The think tank cited a recent Bureau of Customs report showing tariff revenue from rice import totaling P16.8 billion as of August 23 this year.
It said the government may revert the tariff back to 35 percent when the situation stabilizes and the onset of the harvest season results in falling rice prices.
Data from the Philippine Statistics Authority, show the farm gate price of palay in June averaging P19.23 per kilo which is 9.4 percent higher than the year ago price of P17.58 per kilo.
Cathy Estavillo, Bantay Bigas spokesperson, had said palay farm gate price average P23 per kilo in Isabela province and P22 per kilo in Mindoro, which are rice producing regions.
But Estavillo expressed apprehension traders may later on buy palay at only P16 per kilo as weather-related disruptions occur.
Raul Montemayor, Federation of Free Farmers national manager, said the price caps under EO 39 “look unrealistically low.”
“If traders and millers cannot sell at that price, then either they stop selling rice or they shift to or rebrand their rice products to grades other than regular milled rice or well-milled rice in order to evade the price cap,” Montemayor said.
Rosario Guzman, IBON Foundation research head, said that without “meaningful production support and crackdown on traders’ price taking, the farmers will only bear EO with much lower farmgate price than what they are already receiving.”
Guzman said invoking the Price Act may be useful in emergency situations but argued the country’s rice problems are “long-drawn problems of neglect and trade liberalization” which was not addressed by EO 39.
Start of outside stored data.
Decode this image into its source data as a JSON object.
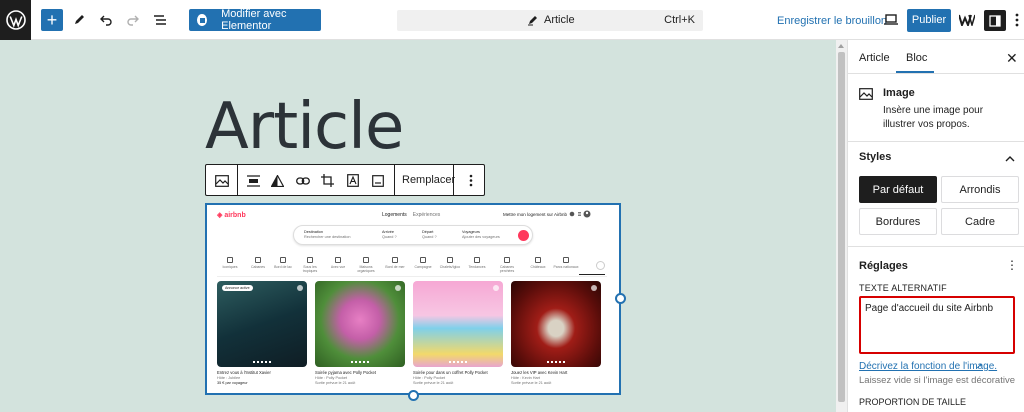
{
  "topbar": {
    "elementor_label": "Modifier avec Elementor",
    "doc_title": "Article",
    "shortcut": "Ctrl+K",
    "save_draft": "Enregistrer le brouillon",
    "publish": "Publier"
  },
  "editor": {
    "title": "Article",
    "replace_label": "Remplacer"
  },
  "airbnb": {
    "logo": "airbnb",
    "tab_lodging": "Logements",
    "tab_experiences": "Expériences",
    "host": "Mettre mon logement sur Airbnb",
    "search": {
      "dest_label": "Destination",
      "dest_value": "Rechercher une destination",
      "arrival_label": "Arrivée",
      "arrival_value": "Quand ?",
      "depart_label": "Départ",
      "depart_value": "Quand ?",
      "guests_label": "Voyageurs",
      "guests_value": "Ajouter des voyageurs"
    },
    "categories": [
      "Iconiques",
      "Cabanes",
      "Bord de lac",
      "Sous les tropiques",
      "Avec vue",
      "Maisons organiques",
      "Bord de mer",
      "Campagne",
      "Chalets/Igloo",
      "Tendances",
      "Cabanes perchées",
      "Châteaux",
      "Parcs nationaux"
    ],
    "cards": [
      {
        "title": "Entrez vous à l'Institut Xavier",
        "sub": "Hôte : Jubilee",
        "date": "",
        "price": "35 € par voyageur",
        "badge": "Annonce active",
        "c1": "#2e5d5f",
        "c2": "#0f1d24"
      },
      {
        "title": "Soirée pyjama avec Polly Pocket",
        "sub": "Hôte : Polly Pocket",
        "date": "Sortie prévue le 21 août",
        "price": "",
        "badge": "",
        "c1": "#7db04a",
        "c2": "#d46fb2"
      },
      {
        "title": "Soirée pour dans un coffret Polly Pocket",
        "sub": "Hôte : Polly Pocket",
        "date": "Sortie prévue le 21 août",
        "price": "",
        "badge": "",
        "c1": "#f3b2d8",
        "c2": "#6cc7e6"
      },
      {
        "title": "Jouez les VIP avec Kevin Hart",
        "sub": "Hôte : Kevin Hart",
        "date": "Sortie prévue le 21 août",
        "price": "",
        "badge": "",
        "c1": "#c0261f",
        "c2": "#3b0d0b"
      }
    ]
  },
  "sidebar": {
    "tab_article": "Article",
    "tab_bloc": "Bloc",
    "block_name": "Image",
    "block_desc": "Insère une image pour illustrer vos propos.",
    "styles_heading": "Styles",
    "style_options": [
      "Par défaut",
      "Arrondis",
      "Bordures",
      "Cadre"
    ],
    "reglages_heading": "Réglages",
    "alt_label": "TEXTE ALTERNATIF",
    "alt_value": "Page d'accueil du site Airbnb",
    "alt_link": "Décrivez la fonction de l'image.",
    "alt_help": "Laissez vide si l'image est décorative",
    "ratio_label": "PROPORTION DE TAILLE"
  }
}
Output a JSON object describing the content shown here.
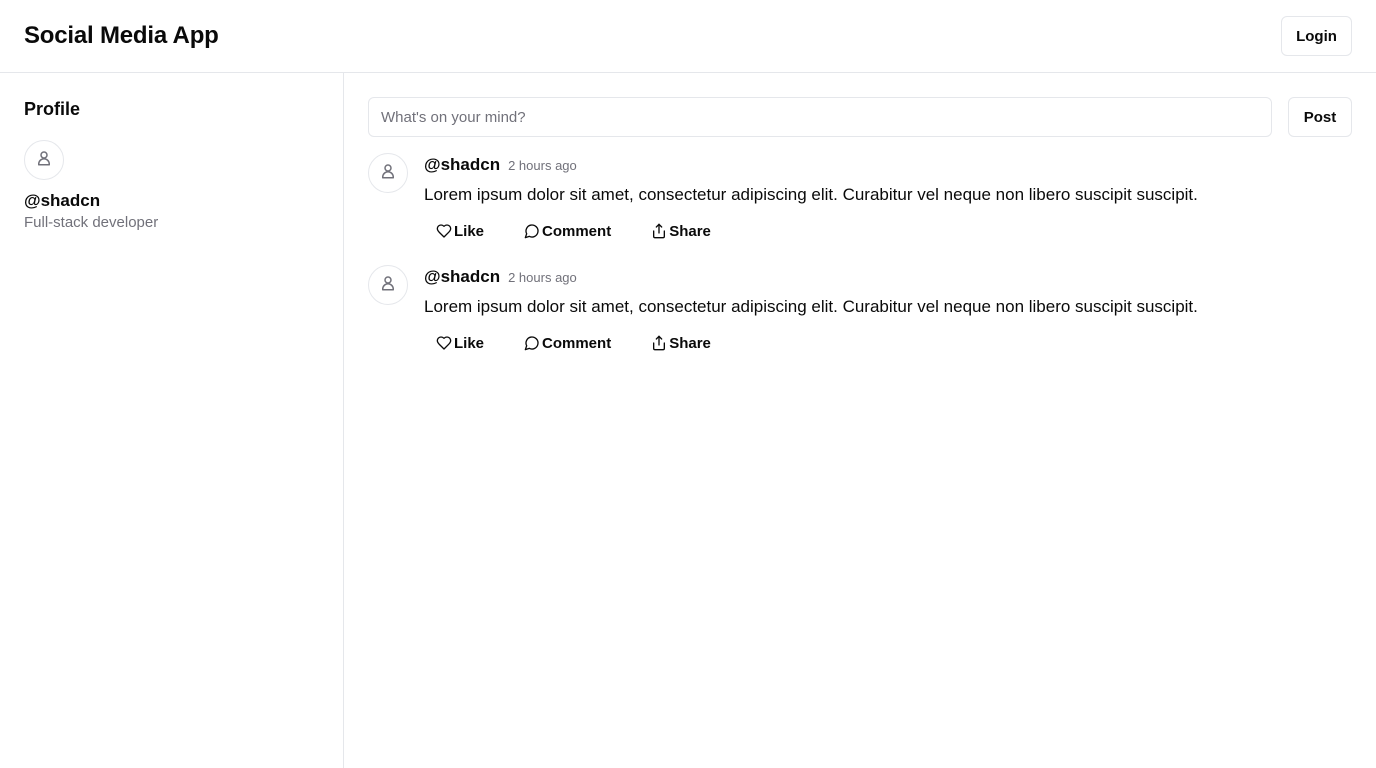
{
  "header": {
    "title": "Social Media App",
    "login_label": "Login"
  },
  "sidebar": {
    "heading": "Profile",
    "avatar_icon": "user-icon",
    "handle": "@shadcn",
    "bio": "Full-stack developer"
  },
  "composer": {
    "placeholder": "What's on your mind?",
    "post_label": "Post"
  },
  "posts": [
    {
      "handle": "@shadcn",
      "time": "2 hours ago",
      "text": "Lorem ipsum dolor sit amet, consectetur adipiscing elit. Curabitur vel neque non libero suscipit suscipit.",
      "actions": {
        "like": "Like",
        "comment": "Comment",
        "share": "Share"
      }
    },
    {
      "handle": "@shadcn",
      "time": "2 hours ago",
      "text": "Lorem ipsum dolor sit amet, consectetur adipiscing elit. Curabitur vel neque non libero suscipit suscipit.",
      "actions": {
        "like": "Like",
        "comment": "Comment",
        "share": "Share"
      }
    }
  ],
  "icons": {
    "avatar": "user-icon",
    "like": "heart-icon",
    "comment": "message-circle-icon",
    "share": "share-icon"
  },
  "colors": {
    "border": "#e5e7eb",
    "muted_text": "#71717a",
    "text": "#0a0a0a"
  }
}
The Samahang Industriya ng Agrikultura (SINAG), expressed support for EO 39 saying there is no reason for any price increase the past weeks given adequate grain supply in the country.
Jayson Cainglet, SINAG executive director, said traders have capitalized on the initial public panic created by the National Food Authority (NFA) claiming the buffer stock is only good for 1.5 days.
“Our stocks are good to last until the first quarter of next year and we have yet to harvest the expected 7 million metric tons (MT) of rice this harvest season. At any given time, our buffer stock is good for 50 to 60 days, prior to the onset of the harvest season later this month. Farm gate price remains at P24 to 25 per kilo and by harvest time by the end of this month, we expect a drop between P1 to P2 per kilo; there is really no basis for rice prices to increase,” Cainglet said.
SINAG also said rice imports as of August this year stood at 2.6 million MT, with more expected in December.
The organization urged the NFA to start buying palay from local farmers to beef up the buffer stock.